The idea behind the sessions, which are organised by the Wiltshire Alternative Sports Partnership, is to get children who would not take part in traditional games – such as football and rugby – to get active.

And the skateboarding session held at the Cricklade Leisure centre definitely seemed to be going down well with the attendees.

Teaching the boarders new tricks and giving them helpful tips was professional skater Geoff Else.

“It has been really good,” he said. “I’ve just been teaching them lots of different things.

“But the most important thing in skateboarding is balance and control so I’ve been showing them things that they’ll have done in PE, and will be able to relate to, that will help them.”

The scheme is part funded by Sustain the Plain Leader, a European Community initiative managed by Defra, to help rural communities improve their economic prosperity and quality of life.

Alex Muse, the sports development officer for North Wiltshire District Council, said they hoped to run more of the sessions around the district in the near future.

“We are hoping to hold a much bigger session around Easter when we will also be doing activities such as climbing and kayaking,” he said.

“We are using these taster sessions as a way of finding out what youngsters want to do and taking it from there.

“All the children that have taken part so far really seemed to have enjoyed themselves.”

The taster sessions got under way in Chippenham on Tuesday, when 18 teenagers got to try out parkour, the practice of negotiating obstacles such as walls, rails and buildings in flowing movements.

However the session has come under fire from parent groups who said it was “ludicrous” to spend taxpayers’ money encouraging children to take “silly risks” participating in the adrenalin sport.

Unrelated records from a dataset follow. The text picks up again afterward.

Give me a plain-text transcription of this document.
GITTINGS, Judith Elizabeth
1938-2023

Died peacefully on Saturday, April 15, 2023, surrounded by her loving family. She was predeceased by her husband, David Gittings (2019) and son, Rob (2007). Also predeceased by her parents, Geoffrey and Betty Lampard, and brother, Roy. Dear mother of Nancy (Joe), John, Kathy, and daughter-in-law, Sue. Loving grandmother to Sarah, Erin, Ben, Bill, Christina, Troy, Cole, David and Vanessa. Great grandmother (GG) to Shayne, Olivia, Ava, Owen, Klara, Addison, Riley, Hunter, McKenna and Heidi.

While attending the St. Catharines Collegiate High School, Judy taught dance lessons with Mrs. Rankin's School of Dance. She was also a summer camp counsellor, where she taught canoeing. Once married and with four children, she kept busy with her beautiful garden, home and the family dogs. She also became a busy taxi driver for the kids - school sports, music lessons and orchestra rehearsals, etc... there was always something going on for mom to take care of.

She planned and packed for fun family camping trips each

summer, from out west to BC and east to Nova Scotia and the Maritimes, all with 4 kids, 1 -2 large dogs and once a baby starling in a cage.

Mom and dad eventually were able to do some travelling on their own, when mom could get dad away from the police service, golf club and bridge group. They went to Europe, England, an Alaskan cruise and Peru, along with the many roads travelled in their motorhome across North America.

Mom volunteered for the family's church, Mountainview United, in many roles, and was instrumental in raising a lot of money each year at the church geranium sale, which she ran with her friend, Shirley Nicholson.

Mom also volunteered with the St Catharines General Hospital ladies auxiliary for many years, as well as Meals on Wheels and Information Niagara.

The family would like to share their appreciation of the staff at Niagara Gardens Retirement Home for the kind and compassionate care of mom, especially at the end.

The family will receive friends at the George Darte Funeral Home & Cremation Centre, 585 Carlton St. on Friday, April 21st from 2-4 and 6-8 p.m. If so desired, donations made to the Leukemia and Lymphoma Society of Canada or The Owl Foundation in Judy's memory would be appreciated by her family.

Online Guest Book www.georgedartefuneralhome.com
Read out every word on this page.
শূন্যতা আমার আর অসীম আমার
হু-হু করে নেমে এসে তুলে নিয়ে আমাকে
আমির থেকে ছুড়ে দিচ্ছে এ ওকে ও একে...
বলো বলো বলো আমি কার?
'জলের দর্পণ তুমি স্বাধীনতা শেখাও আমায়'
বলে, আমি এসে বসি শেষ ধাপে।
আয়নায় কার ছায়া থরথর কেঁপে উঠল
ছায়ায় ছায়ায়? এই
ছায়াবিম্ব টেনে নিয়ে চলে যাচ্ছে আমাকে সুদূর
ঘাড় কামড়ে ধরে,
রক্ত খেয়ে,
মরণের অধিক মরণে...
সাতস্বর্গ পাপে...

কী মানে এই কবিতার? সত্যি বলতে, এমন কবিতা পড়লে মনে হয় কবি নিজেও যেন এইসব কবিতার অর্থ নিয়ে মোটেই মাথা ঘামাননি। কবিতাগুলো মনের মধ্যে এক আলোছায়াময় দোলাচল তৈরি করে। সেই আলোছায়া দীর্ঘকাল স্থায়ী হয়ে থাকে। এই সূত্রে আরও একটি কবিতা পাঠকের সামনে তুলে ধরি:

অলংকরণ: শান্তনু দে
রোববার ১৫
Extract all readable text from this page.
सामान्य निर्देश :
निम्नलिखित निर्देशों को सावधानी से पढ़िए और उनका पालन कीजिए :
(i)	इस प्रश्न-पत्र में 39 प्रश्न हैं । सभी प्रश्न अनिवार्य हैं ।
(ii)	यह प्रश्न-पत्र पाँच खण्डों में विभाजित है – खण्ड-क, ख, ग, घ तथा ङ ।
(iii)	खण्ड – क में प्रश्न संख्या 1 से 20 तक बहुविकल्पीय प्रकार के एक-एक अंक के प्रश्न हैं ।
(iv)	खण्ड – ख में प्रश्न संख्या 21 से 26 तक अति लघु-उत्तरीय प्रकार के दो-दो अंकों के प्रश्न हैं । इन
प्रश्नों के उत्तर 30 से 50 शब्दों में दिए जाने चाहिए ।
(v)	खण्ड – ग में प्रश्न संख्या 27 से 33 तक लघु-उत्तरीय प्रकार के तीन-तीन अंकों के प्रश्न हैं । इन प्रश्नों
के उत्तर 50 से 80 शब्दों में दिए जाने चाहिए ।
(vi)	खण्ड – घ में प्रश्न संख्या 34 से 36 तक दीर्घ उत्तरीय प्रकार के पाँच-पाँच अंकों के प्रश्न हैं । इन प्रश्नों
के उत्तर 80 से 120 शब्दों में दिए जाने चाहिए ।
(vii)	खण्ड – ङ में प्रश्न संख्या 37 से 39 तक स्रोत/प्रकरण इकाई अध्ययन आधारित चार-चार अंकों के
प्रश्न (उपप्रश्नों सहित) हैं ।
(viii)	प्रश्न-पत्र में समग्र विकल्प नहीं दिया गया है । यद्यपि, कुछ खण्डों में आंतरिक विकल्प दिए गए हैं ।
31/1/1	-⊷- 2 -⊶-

Margaret Morrissey, of the National Confederation of Parent Teacher Associations, said: “We seem to live in a very strange world.

“On the one hand you have conker fights being banned and endless safety demands and on the other kids are being taught to jump off roofs.”

Nick Thrower, alternative youth sports co-ordinator for the partnership defended the session.

“It’s getting kids active who wouldn’t normally bother,” he said.